A car come and I and her clumb aboard. We looked back just in time to see Bessie and Bishop wavin' us farewell.

"They missed the car," says the Missus.

"Yes," I says, "and they was just as anxious to catch it as if it'd been the leprosy."

"Never mind," says the Missus. "If he wants to be alone with her it's a good sign."

"I can't eat a sign," says I.

"We'll stop at The Ideal and have a little supper of our own," she says.

"We won't," says I.

"Why not?" says the Missus.

"Because," I says, "they's exactly thirty-five cents in my pocket. And offerin' my stomach seventeen and a half cents' worth o' food now would be just about like sendin' one blank cartridge to the Russian army."

"I think they's some crackers in the house," she says.

"Prob'ly," says I. "We're usually that way—overstocked.

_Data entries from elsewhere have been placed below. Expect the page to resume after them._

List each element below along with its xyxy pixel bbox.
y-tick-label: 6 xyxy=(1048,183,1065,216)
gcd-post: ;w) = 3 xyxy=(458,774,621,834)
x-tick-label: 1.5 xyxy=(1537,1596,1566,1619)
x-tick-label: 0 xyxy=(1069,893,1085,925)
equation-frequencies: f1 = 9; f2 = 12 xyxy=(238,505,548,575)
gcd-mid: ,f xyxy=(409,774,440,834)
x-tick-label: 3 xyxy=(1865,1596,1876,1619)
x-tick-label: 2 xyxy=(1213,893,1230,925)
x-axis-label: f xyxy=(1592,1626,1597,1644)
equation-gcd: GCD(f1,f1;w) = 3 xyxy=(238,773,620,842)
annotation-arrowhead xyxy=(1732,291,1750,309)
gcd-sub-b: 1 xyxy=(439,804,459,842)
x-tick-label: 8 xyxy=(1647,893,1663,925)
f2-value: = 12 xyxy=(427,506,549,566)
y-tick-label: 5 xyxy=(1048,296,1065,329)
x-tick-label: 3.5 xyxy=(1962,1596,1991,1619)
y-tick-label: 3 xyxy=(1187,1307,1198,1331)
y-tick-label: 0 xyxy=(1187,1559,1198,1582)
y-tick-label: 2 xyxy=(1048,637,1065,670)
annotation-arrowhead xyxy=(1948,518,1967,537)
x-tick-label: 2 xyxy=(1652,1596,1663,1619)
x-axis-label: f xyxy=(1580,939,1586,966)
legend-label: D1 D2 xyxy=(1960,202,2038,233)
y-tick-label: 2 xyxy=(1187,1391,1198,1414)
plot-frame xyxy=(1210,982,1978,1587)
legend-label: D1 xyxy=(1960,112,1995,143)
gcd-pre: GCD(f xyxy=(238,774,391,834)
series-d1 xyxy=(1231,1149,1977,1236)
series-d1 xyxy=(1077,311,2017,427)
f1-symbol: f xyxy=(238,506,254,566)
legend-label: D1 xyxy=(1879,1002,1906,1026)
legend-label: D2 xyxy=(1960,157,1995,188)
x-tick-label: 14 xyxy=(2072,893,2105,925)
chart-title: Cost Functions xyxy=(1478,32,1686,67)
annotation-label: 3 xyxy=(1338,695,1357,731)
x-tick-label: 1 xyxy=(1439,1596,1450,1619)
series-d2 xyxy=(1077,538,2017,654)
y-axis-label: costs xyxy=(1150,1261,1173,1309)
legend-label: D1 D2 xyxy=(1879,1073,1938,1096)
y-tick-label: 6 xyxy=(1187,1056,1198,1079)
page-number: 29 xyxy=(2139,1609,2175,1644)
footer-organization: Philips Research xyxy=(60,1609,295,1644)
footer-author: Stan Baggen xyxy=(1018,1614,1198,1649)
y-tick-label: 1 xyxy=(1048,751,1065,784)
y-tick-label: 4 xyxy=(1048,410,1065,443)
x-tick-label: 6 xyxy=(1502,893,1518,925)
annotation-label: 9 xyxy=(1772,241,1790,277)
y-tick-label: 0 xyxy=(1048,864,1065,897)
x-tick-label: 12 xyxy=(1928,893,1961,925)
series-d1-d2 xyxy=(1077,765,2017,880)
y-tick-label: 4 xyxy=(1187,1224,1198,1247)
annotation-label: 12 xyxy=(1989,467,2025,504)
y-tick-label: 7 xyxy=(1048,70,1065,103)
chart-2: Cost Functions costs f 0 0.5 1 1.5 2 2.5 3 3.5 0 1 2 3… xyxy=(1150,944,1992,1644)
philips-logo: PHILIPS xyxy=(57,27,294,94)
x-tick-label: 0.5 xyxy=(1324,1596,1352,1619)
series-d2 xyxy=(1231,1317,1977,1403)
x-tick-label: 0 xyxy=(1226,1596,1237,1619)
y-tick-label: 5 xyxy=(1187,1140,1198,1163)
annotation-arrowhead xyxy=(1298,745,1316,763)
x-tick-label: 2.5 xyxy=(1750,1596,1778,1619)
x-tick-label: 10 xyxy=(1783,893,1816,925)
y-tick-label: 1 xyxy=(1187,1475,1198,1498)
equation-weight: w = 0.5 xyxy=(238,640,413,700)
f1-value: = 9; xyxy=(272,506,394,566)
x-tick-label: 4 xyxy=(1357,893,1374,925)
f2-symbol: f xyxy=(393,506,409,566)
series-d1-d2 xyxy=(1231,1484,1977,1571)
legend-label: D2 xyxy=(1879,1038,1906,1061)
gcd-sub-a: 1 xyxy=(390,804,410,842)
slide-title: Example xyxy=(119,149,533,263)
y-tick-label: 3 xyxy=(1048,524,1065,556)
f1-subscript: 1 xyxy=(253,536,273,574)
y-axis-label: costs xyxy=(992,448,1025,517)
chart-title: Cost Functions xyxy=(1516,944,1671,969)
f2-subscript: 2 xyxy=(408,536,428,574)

You don't seem to realize that our household goods is only insured for a thousand."


About one o'clock I went to sleep from sheer weakness. About one-thirty the Missus shook me and woke me up.

"We win, Joe!" she says, all excited. "I think Bishop and Bess is engaged!"

"Win!" says I. "Say, if you was a Frenchman you'd have a big celebration every anniversary o' the Battle o' Waterloo."

"I was goin' out in the kitchen to get a drink," she says. "Bess was home, but I didn't know it. And when I was comin' back from the kitchen I happened to glance in the livin'-room. And I seen Bishop kiss her! Isn't it great!"

"Yes," I says. "But I wisht she'd of had Archibald fix up her lips."